Ouverture à l’Italie

« Quand nous sommes entrés sur le marché, Deutsche Telekom était déjà là », raconte le directeur financier en titre de Payment Network, également en charge du juridique et du développement en Europe. La filiale du groupe, T-Pay, ne décollera jamais. Son vrai concurrent, GiroPay, est porté par les poids lourds de la banque de détail allemande - les caisses d’épargne, Raiffensen et PostBank. Toutefois, faute d’actif informatique comparable à Sofort, celui-ci s’appuie sur PayPal. Et, plus gourmand en commissions, il perd du terrain pour finalement se laisser distancer par la solution de Payment Network en 2009. L’année suivante, l’opérateur bancaire attaque la société indépendante en justice, au motif qu’elle n’aurait pas le droit d’offrir ses services sans l’accord des banques. L’Autorité allemande des cartels s’est invitée dans la procédure et a finalement tranché en février 2011 contre GiroPay. « Les banques sont mécontentes parce qu’elles ne tirent pas de revenus de notre solution. Elles ne touchent pas de commissions sur nos services. En outre, cela concurrence les cartes de crédit et leurs propres services en ligne », dit Jens Lütcke.

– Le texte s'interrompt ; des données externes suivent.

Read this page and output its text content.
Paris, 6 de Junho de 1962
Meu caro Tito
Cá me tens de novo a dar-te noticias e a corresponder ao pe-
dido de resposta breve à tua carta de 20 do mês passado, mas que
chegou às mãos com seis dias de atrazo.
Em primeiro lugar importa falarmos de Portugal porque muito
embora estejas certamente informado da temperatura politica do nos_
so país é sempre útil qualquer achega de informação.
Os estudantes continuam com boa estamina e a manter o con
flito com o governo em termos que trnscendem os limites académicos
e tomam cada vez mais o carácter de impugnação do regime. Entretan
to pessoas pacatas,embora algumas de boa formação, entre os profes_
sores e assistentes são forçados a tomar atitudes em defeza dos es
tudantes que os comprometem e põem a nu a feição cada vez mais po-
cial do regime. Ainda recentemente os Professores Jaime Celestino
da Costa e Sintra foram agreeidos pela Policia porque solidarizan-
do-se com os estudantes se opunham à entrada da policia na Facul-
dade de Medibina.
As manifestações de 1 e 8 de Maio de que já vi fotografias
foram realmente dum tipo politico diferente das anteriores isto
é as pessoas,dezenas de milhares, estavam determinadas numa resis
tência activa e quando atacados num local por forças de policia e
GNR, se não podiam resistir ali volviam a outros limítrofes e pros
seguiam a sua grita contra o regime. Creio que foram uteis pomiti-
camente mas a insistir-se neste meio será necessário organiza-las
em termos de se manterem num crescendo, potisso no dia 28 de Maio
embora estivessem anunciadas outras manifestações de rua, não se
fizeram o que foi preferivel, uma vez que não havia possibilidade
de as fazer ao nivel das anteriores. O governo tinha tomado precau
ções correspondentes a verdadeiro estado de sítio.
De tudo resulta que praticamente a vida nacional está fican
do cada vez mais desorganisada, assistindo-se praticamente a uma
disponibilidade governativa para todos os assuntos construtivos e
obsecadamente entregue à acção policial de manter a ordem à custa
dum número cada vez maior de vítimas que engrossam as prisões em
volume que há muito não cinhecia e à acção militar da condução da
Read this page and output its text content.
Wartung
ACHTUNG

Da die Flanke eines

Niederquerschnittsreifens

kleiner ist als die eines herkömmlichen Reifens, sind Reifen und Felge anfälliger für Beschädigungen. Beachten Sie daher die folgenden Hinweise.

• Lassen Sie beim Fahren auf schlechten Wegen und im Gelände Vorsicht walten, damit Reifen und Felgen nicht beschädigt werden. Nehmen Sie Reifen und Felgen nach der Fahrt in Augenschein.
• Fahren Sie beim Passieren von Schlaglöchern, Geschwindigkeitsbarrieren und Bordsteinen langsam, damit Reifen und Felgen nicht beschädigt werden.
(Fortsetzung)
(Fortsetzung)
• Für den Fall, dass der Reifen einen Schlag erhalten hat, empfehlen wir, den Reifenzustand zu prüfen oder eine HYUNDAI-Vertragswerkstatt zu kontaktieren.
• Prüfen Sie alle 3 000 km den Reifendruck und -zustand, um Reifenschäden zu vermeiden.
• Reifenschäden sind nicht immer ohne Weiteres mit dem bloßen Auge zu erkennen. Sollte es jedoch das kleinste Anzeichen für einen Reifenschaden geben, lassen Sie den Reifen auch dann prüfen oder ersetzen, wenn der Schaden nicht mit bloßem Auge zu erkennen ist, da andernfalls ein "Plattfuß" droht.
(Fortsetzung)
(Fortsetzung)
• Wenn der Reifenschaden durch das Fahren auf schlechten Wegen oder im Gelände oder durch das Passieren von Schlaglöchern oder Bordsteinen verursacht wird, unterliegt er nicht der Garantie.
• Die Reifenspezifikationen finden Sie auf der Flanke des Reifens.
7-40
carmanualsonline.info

A présent, c’est à Francfort, où l’on surveille de près la mise en place de l’Espace européen des paiements (Sepa), et à Bruxelles, auprès de l’autorité de la concurrence, que la bataille se poursuit. L’entreprise bavaroise craint que les standards Sepa, créés par les banques, ne la boutent hors du marché. Elle a donc porté plainte auprès de la Commission européenne qui a ouvert le 28 septembre une enquête sur les standards de paiement direct définis par les banques. Elle s’inquiète de l’« exclusion de nouveaux arrivants et de prestataires de services de paiement qui ne sont pas contrôlés par une banque ». Suite à quoi Payment Network a réussi à se faire inviter aux groupes de travail de l’organisme de normalisation bancaire, l’European Payment Council.

Jens Lütcke est loin d’abandonner la bataille. D’autant que Sofort a trouvé sa place sur le marché européen. Après l’Allemagne, la Belgique, les Pays-Bas, l’Italie entre désormais dans son champ d’action. Environ 20.000 commerçants en ligne proposent cette solution à côté du paiement par carte ou direct. Parmi les plus grands, des compagnies aériennes (KLM, Emirates, SwissAir, Austrian Airlines), ainsi que Dell, Sony, MediaMarkt, Skype ou Facebook : « Trente à quarante marchands s’abonnent chaque jour au service, explique Jens Lütcke. Nous fournissons une confirmation de paiement immédiate. Le transfert, lui, peut prendre quelques heures à trois jours. Le marchand prend le risque, mais il est très faible, de l’ordre de 0,01 %. » Sofort propose une garantie de paiement, très peu souscrite, assure le directeur financier. Les résultats sont au rendez-vous. Le chiffre d’affaires prévisionnel pour 2011 est de 12 millions d’euros (contre 7 millions en 2010) pour des transferts de 1,5 milliard d’euros opérés pendant l’année.